An electrical water \((k=0.61 \mathrm{~W} / \mathrm{m} \cdot \mathrm{K})\) heater uses natural convection to transfer heat from a \(1-\mathrm{cm}\)-diameter by \(0.65\)-m-long, \(110 \mathrm{~V}\) electrical resistance heater to the water.
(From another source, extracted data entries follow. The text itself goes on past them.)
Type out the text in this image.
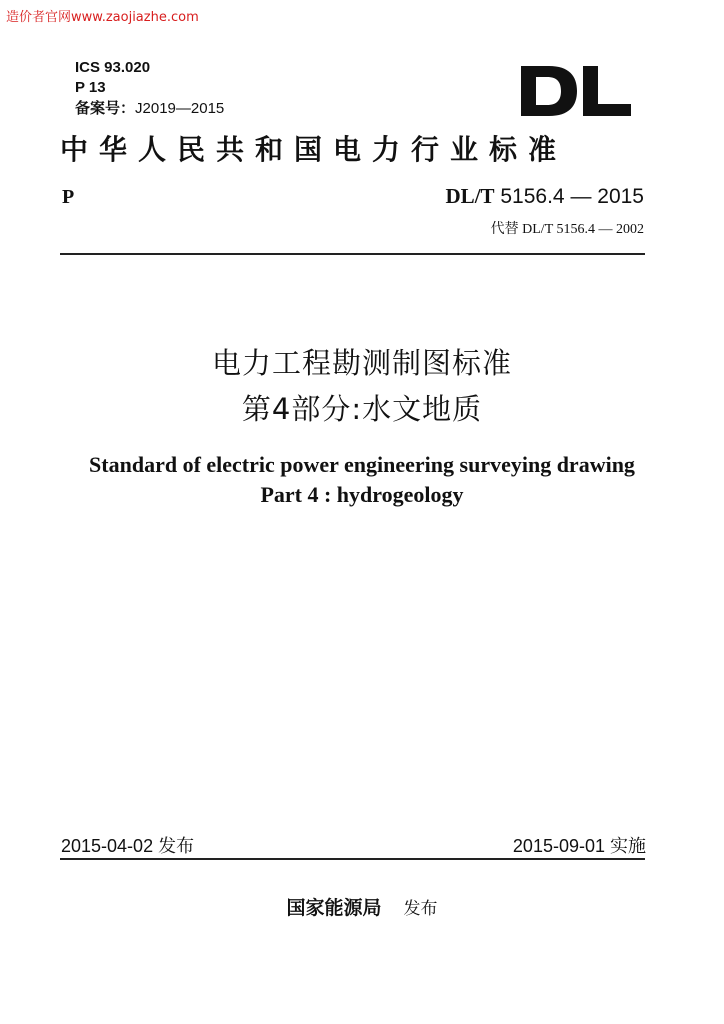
造价者官网www.zaojiazhe.com
ICS 93.020
P 13
备案号：J2019—2015
中华人民共和国电力行业标准
P	DL/T 5156.4 — 2015
代替 DL/T 5156.4 — 2002
电力工程勘测制图标准
第4部分:水文地质
Standard of electric power engineering surveying drawing
Part 4 : hydrogeology
2015-04-02 发布	2015-09-01 实施
国家能源局 发布
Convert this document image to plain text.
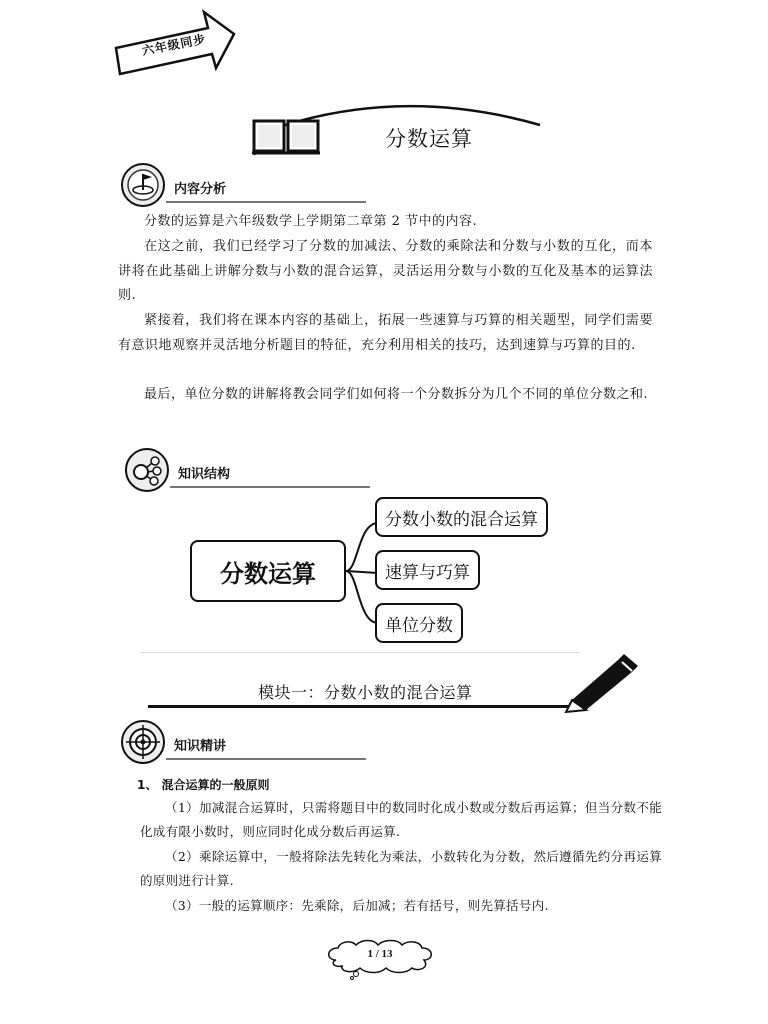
六年级同步
分数运算
内容分析
分数的运算是六年级数学上学期第二章第 2 节中的内容.
在这之前，我们已经学习了分数的加减法、分数的乘除法和分数与小数的互化，而本讲将在此基础上讲解分数与小数的混合运算，灵活运用分数与小数的互化及基本的运算法则.
紧接着，我们将在课本内容的基础上，拓展一些速算与巧算的相关题型，同学们需要有意识地观察并灵活地分析题目的特征，充分利用相关的技巧，达到速算与巧算的目的.
最后，单位分数的讲解将教会同学们如何将一个分数拆分为几个不同的单位分数之和.
知识结构
分数运算
分数小数的混合运算
速算与巧算
单位分数
模块一：分数小数的混合运算
知识精讲
1、 混合运算的一般原则
（1）加减混合运算时，只需将题目中的数同时化成小数或分数后再运算；但当分数不能化成有限小数时，则应同时化成分数后再运算.
（2）乘除运算中，一般将除法先转化为乘法，小数转化为分数，然后遵循先约分再运算的原则进行计算.
（3）一般的运算顺序：先乘除，后加减；若有括号，则先算括号内.
1 / 13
During operation, the surface temperature of this heater is \(120^{\circ} \mathrm{C}\) while the temperature of the water is \(35^{\circ} \mathrm{C}\), and the Nusselt number (based on the diameter) is 6 . Considering only the side surface of the heater (and thus \(A=\pi D L\) ), the current passing through the electrical heating element is (a) \(3.2 \mathrm{~A}\) (b) \(3.7 \mathrm{~A}\) (c) \(4.6 \mathrm{~A}\) (d) \(5.8 \mathrm{~A}\) (e) \(6.6 \mathrm{~A}\)

Short answer

Answer: (d) 5.8 A

Step-by-step solution

Find the heat transfer coefficient (h) using Nusselt number

Using the Nusselt number definition, we can find the heat transfer coefficient (h), where Nu = hd/k: $$ Nu = \frac{hD}{k} $$ Rearrange the equation to solve for h: $$ h = \frac{Nu \cdot k}{D} $$ Plug in the given values (Nu = 6, k = 0.61 W/m·K, D = 0.01 m): $$ h = \frac{6 \cdot 0.61}{0.01} = 366\ \mathrm{W/m^{2}K} $$

Find the heat transfer rate (Q) using heat transfer coefficient

Now, we will find the heat transfer rate (Q) using the formula Q = hAΔT, where A is the surface area and ΔT is the temperature difference: $$ Q = hA \Delta T $$ To find A, we will use the equation for the side surface area of a cylinder (A=πDL): $$ A = \pi \cdot 0.01 \cdot 0.65 = 0.0205\ \mathrm{m^{2}} $$ And \(\Delta T = 120 - 35 = 85^{\circ} \) Now plug in the values of h, A, and ΔT: $$ Q = 366 \cdot 0.0205 \cdot 85 = 641.085\ \mathrm{W} $$

Determine the current using Ohm's Law

Now we can use Ohm's Law (P=IV) to find the current (I), where P is power and V is voltage: $$ I = \frac{P}{V} $$ The given voltage is 110 V. Plug in the values of P and V: $$ I = \frac{641.085}{110} = 5.828\ \mathrm{A} $$ Looking at the given choices, the closest value to 5.828 A is 5.8 A. So, the correct answer is (d) 5.8 A.